In the span of one year, I exited the first company I’d founded eight years ago and co-founded an entirely new company with a new partner. It’s been a crazy journey, but as difficult as it’s been, it’s also been one of the most exciting and satisfying years of my life. That’s not just because of my work — I also had my third child this past February.
As you get older, your professional and personal responsibilities both grow — sometimes too quickly to manage. Maintaining strong work-life balance is critical to keeping yourself happy and productive, but it’s just as important to the well-being of those around you. The more people who rely on you — either in the office or at home — the more important it is that you keep both spheres balanced.
Being successful doesn’t just mean making a lot of money. It means achieving success in all aspects of life, whether it’s nabbing a big client or simply being there for the people most important to you.
Keeping the Scales Balanced
Keeping all aspects of your life in working order is always harder than you think it is, but here are some ways to make everything go more smoothly:
1. Stay on top of your schedule.
I schedule every single minute of my day — and it does wonders for me.
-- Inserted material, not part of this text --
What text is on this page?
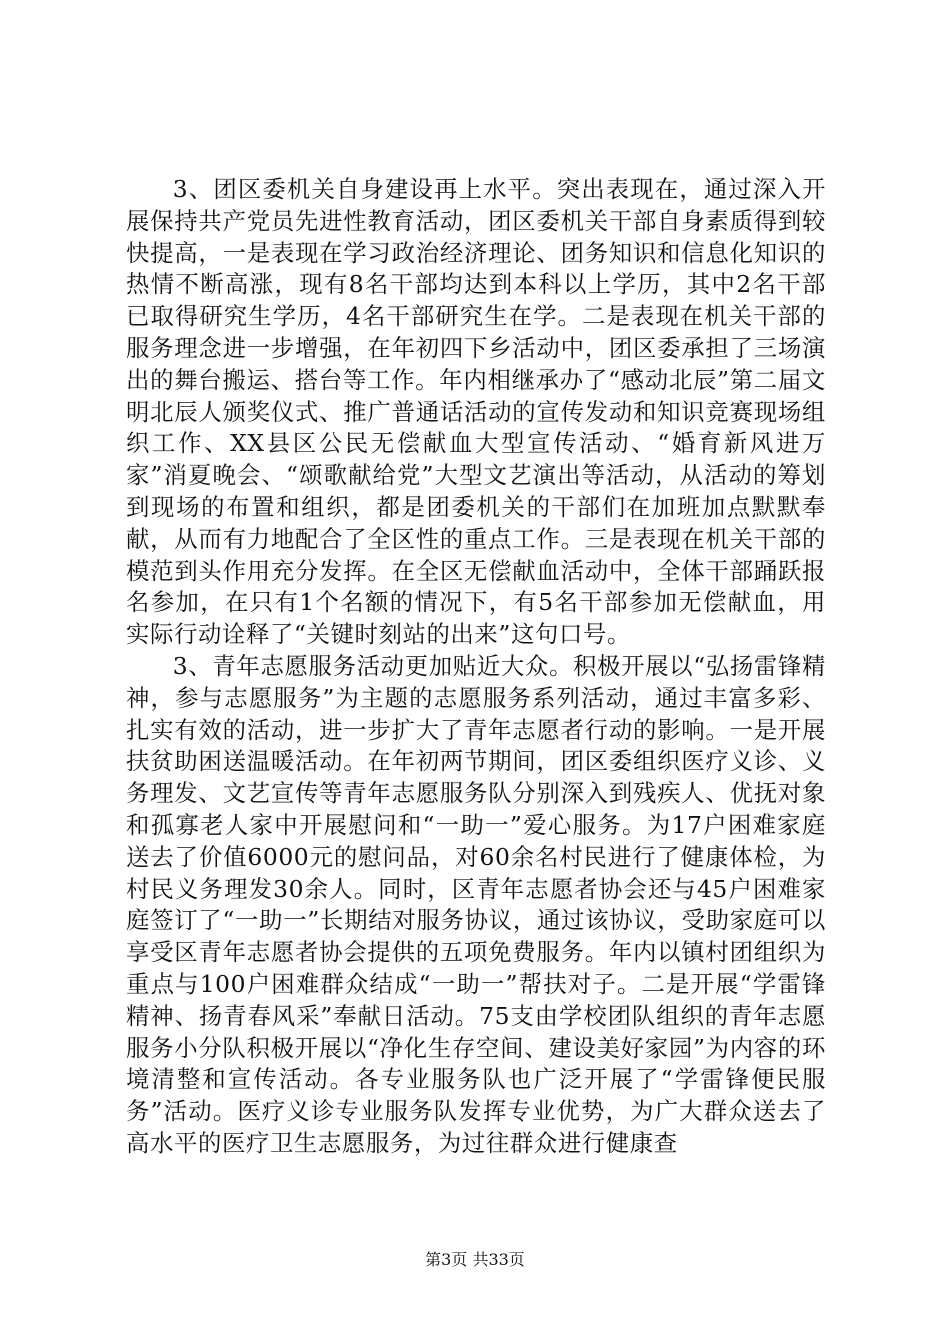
3、团区委机关自身建设再上水平。突出表现在，通过深入开展保持共产党员先进性教育活动，团区委机关干部自身素质得到较快提高，一是表现在学习政治经济理论、团务知识和信息化知识的热情不断高涨，现有8名干部均达到本科以上学历，其中2名干部已取得研究生学历，4名干部研究生在学。二是表现在机关干部的服务理念进一步增强，在年初四下乡活动中，团区委承担了三场演出的舞台搬运、搭台等工作。年内相继承办了“感动北辰”第二届文明北辰人颁奖仪式、推广普通话活动的宣传发动和知识竞赛现场组织工作、XX县区公民无偿献血大型宣传活动、“婚育新风进万家”消夏晚会、“颂歌献给党”大型文艺演出等活动，从活动的筹划到现场的布置和组织，都是团委机关的干部们在加班加点默默奉献，从而有力地配合了全区性的重点工作。三是表现在机关干部的模范到头作用充分发挥。在全区无偿献血活动中，全体干部踊跃报名参加，在只有1个名额的情况下，有5名干部参加无偿献血，用实际行动诠释了“关键时刻站的出来”这句口号。

3、青年志愿服务活动更加贴近大众。积极开展以“弘扬雷锋精神，参与志愿服务”为主题的志愿服务系列活动，通过丰富多彩、扎实有效的活动，进一步扩大了青年志愿者行动的影响。一是开展扶贫助困送温暖活动。在年初两节期间，团区委组织医疗义诊、义务理发、文艺宣传等青年志愿服务队分别深入到残疾人、优抚对象和孤寡老人家中开展慰问和“一助一”爱心服务。为17户困难家庭送去了价值6000元的慰问品，对60余名村民进行了健康体检，为村民义务理发30余人。同时，区青年志愿者协会还与45户困难家庭签订了“一助一”长期结对服务协议，通过该协议，受助家庭可以享受区青年志愿者协会提供的五项免费服务。年内以镇村团组织为重点与100户困难群众结成“一助一”帮扶对子。二是开展“学雷锋精神、扬青春风采”奉献日活动。75支由学校团队组织的青年志愿服务小分队积极开展以“净化生存空间、建设美好家园”为内容的环境清整和宣传活动。各专业服务队也广泛开展了“学雷锋便民服务”活动。医疗义诊专业服务队发挥专业优势，为广大群众送去了高水平的医疗卫生志愿服务，为过往群众进行健康查

第3页 共33页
While it might sound overly restrictive, detailed scheduling is actually liberating. Assigning specific tasks to specific time blocks ensures that I get done exactly what I need to when I need to.
A well-organized schedule isn’t just a schedule; it’s a promise to yourself that you’ll fulfill your most pressing obligations. Scheduling your day can help keep you from getting bogged down in trivial moment-to-moment work, letting you focus on the bigger tasks that matter.
2. Don’t let one creep too far into the other.
An unhealthy working schedule rarely starts that way. More often than not, what begins as a manageable workday slowly starts to seep into personal time. Innocent, one-off things like reading an email, checking on an account, or contacting a client have the potential to snowball into a much larger work-life balance issue.
That’s not to say that there’s anything wrong with working outside the office — working from home can actually be the most efficient way to get things done. What’s important is knowing when you’re working and when you’re not. If you’re constantly on call or always ready to respond to an email, your time at home will start to feel like an extension of the office. Having designated hours of work and designated hours of rest increases your happiness and productivity across the board.
3. Know the schedules of those around you.
Figuring out your own schedule is only half the battle. To get the most out of both your personal time and your professional time, you need to know what those around you are doing. Designing your schedule in a vacuum ultimately means you’re going to have conflicts with the schedules of your co-workers, friends, and family.
Work-life balance isn’t just about putting the “appropriate” number of hours into each facet of your life. It’s also about being around for the key moments. Clocking in 50 hours a week at work doesn’t mean as much when your schedule forces you to miss a big meeting. Getting home early isn’t as valuable when it means missing an important birthday party or piano recital later on.
4. Analyze your time.
How do you really spend your time? What proportion of your day is spent working with clients? Entering data? Checking emails? Making the most of your time means spending that time in the most useful way possible, and it’s difficult to get the most out of your time if you don’t know how your time is being spent in the first place.
One way to combat this is through time analysis. Your time has value, both to you and your organization, so it’s important to spend it exactly how it’s most needed. Find a calendar app that keeps track of how you spend your time; after a couple weeks, set aside a few moments to look at the results. Make sure your schedule’s not being overrun by trivial tasks. If you’re spending too much time on work each week, see where you can cut back to focus more on your personal priorities.
5. Think about more than just time.
Tracking the hours you spend at work and home can lead you to think that balancing your professional and personal lives is merely a numbers game. The truth, however, is that just physically being somewhere is different from truly “being” there. We’ve all come home from a hard day at work in a daze, and we’ve all come to work hazy after an exhausting night. Striking the right balance means balancing your energy, as well as your time.
One strange solution to this equation is to simply care less about work. Professional responsibilities are a given — you need to accomplish certain tasks and goals in order to fulfill the requirements of your position. Personal responsibility, on the other hand, often seems more optional — there doesn’t seem to be as strong a requirement to see your friends and relax. If you accepted your professional responsibilities and achievements, but devoted more of your personal energy and care toward your personal responsibilities, you’d be surprised to see how much things might even out.
You’re never going to get your best work done if you’re not satisfied with all aspects of your life. Devoting too many hours to your job can actually reduce the quality of your work and bring other aspects of your life down as well. Managing your professional and personal lives is critical to making the most of everything you do, and thinking critically about how you spend your time and energy is necessary for balancing the scales.